In the 1960’s in the South, there was a party around every corner, and this was a quick appetizer you could literally throw together.  The basics of a Southern party were French onion soup dips, melted processed cheese dips with canned tomatoes, and cocktail weenies simmering in BBQ sauce.  Frill picks were used by the upper crust and (Swedish) meatballs were brought out during special occasions.  This followed with boiled shrimp, crawfish dishes, and crab salad on crackers.   Of course, they were accompanied by boiled peanuts, gin and tonics, and plenty of cigarettes.

Traditionally served with Ritz crackers surrounded with a plate of crudites such as celery stalks, cucumber sticks, carrots, radishes and fennel.  But also equally good as a sandwich spread.

Pimento Cheese
Yield: About 1 pint (serves 4 as an appetizer)


  • 2 cups sharp orange cheddar, grated (8 oz.)
  • ½ cup Duke’s mayonnaise
  • ½ cup pimiento peppers, drained and chopped (7-oz. jar)
  • ¼ cup green onion, chopped (use both the green and the white parts)
  • 1 tsp. black pepper
  • ½ tsp. salt
  • ¼ tsp. cayenne
  • Dash of Tabasco

Combine all ingredients in a medium bowl, and stir with a rubber spatula. Serve immediately with crackers, or cover, refrigerate, and let flavors marinate.  Take out and allow to come to room temperature before serving.  The only thing worth considering tinkering with is adding 8 oz cream cheese which has been beaten with an electric mixer until creamy.  This adds a great creaminess to the dish, but is not traditional.  A dash of fresh lemon juice is also a common addition.

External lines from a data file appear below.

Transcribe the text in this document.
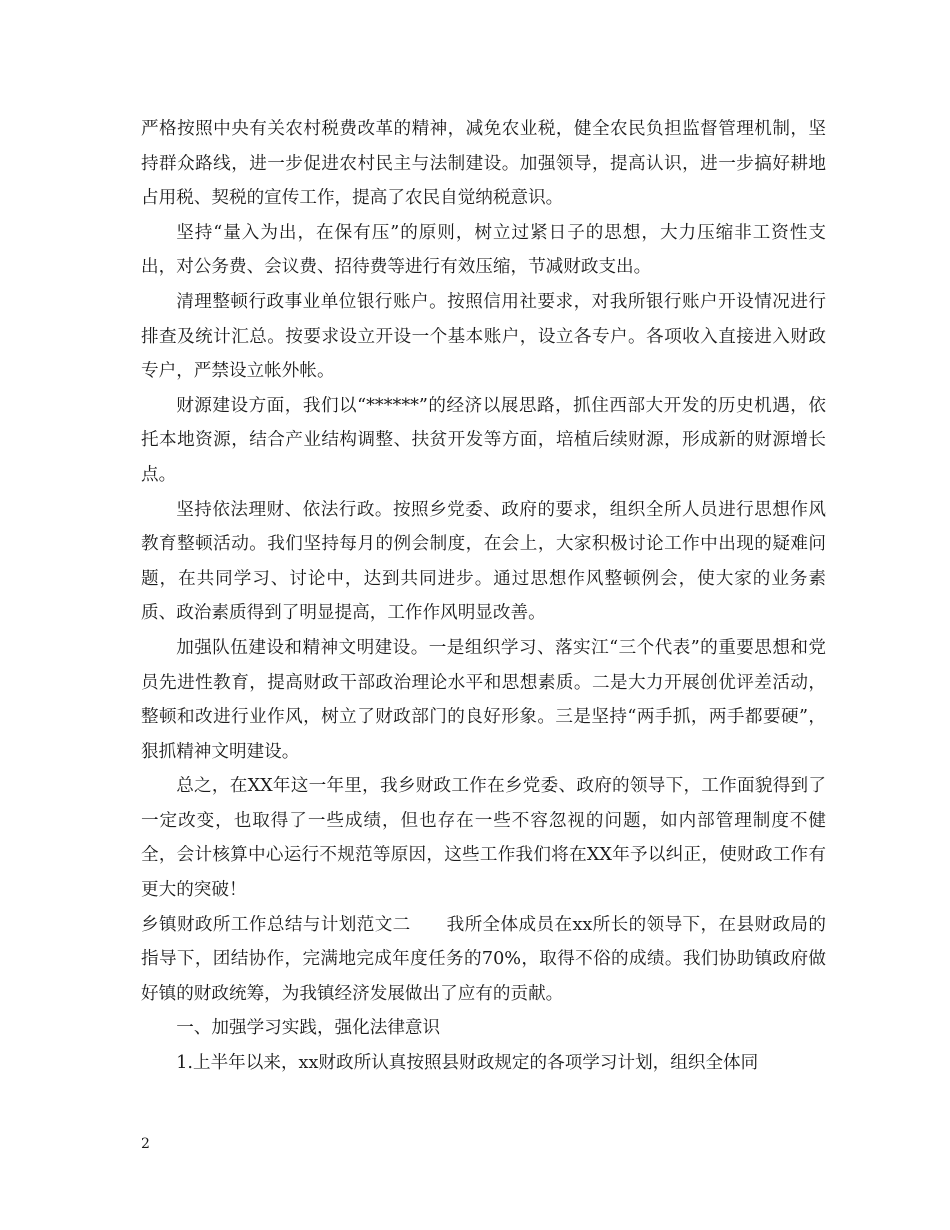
严格按照中央有关农村税费改革的精神，减免农业税，健全农民负担监督管理机制，坚持群众路线，进一步促进农村民主与法制建设。加强领导，提高认识，进一步搞好耕地占用税、契税的宣传工作，提高了农民自觉纳税意识。

坚持“量入为出，在保有压”的原则，树立过紧日子的思想，大力压缩非工资性支出，对公务费、会议费、招待费等进行有效压缩，节减财政支出。

清理整顿行政事业单位银行账户。按照信用社要求，对我所银行账户开设情况进行排查及统计汇总。按要求设立开设一个基本账户，设立各专户。各项收入直接进入财政专户，严禁设立帐外帐。

财源建设方面，我们以“******”的经济以展思路，抓住西部大开发的历史机遇，依托本地资源，结合产业结构调整、扶贫开发等方面，培植后续财源，形成新的财源增长点。

坚持依法理财、依法行政。按照乡党委、政府的要求，组织全所人员进行思想作风教育整顿活动。我们坚持每月的例会制度，在会上，大家积极讨论工作中出现的疑难问题，在共同学习、讨论中，达到共同进步。通过思想作风整顿例会，使大家的业务素质、政治素质得到了明显提高，工作作风明显改善。

加强队伍建设和精神文明建设。一是组织学习、落实江“三个代表”的重要思想和党员先进性教育，提高财政干部政治理论水平和思想素质。二是大力开展创优评差活动，整顿和改进行业作风，树立了财政部门的良好形象。三是坚持“两手抓，两手都要硬”，狠抓精神文明建设。

总之，在XX年这一年里，我乡财政工作在乡党委、政府的领导下，工作面貌得到了一定改变，也取得了一些成绩，但也存在一些不容忽视的问题，如内部管理制度不健全，会计核算中心运行不规范等原因，这些工作我们将在XX年予以纠正，使财政工作有更大的突破！

乡镇财政所工作总结与计划范文二　　我所全体成员在xx所长的领导下，在县财政局的指导下，团结协作，完满地完成年度任务的70%，取得不俗的成绩。我们协助镇政府做好镇的财政统筹，为我镇经济发展做出了应有的贡献。

一、加强学习实践，强化法律意识

1.上半年以来，xx财政所认真按照县财政规定的各项学习计划，组织全体同

2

Southerners take the leftover pimento cheese and heat an oven to 375F.  Bring the pimento cheese to room temperature and spread over slices of white bread with the crusts removed.  Spread a layer of softened butter onto the outsides of both sides of the sandwich and heat over a nonstick skillet, browning both sides like a grilled cheese sandwich.  Remove from the pan when browned, cut in half on the diagonal and warm in the  oven for 4 minutes.  Serve hot.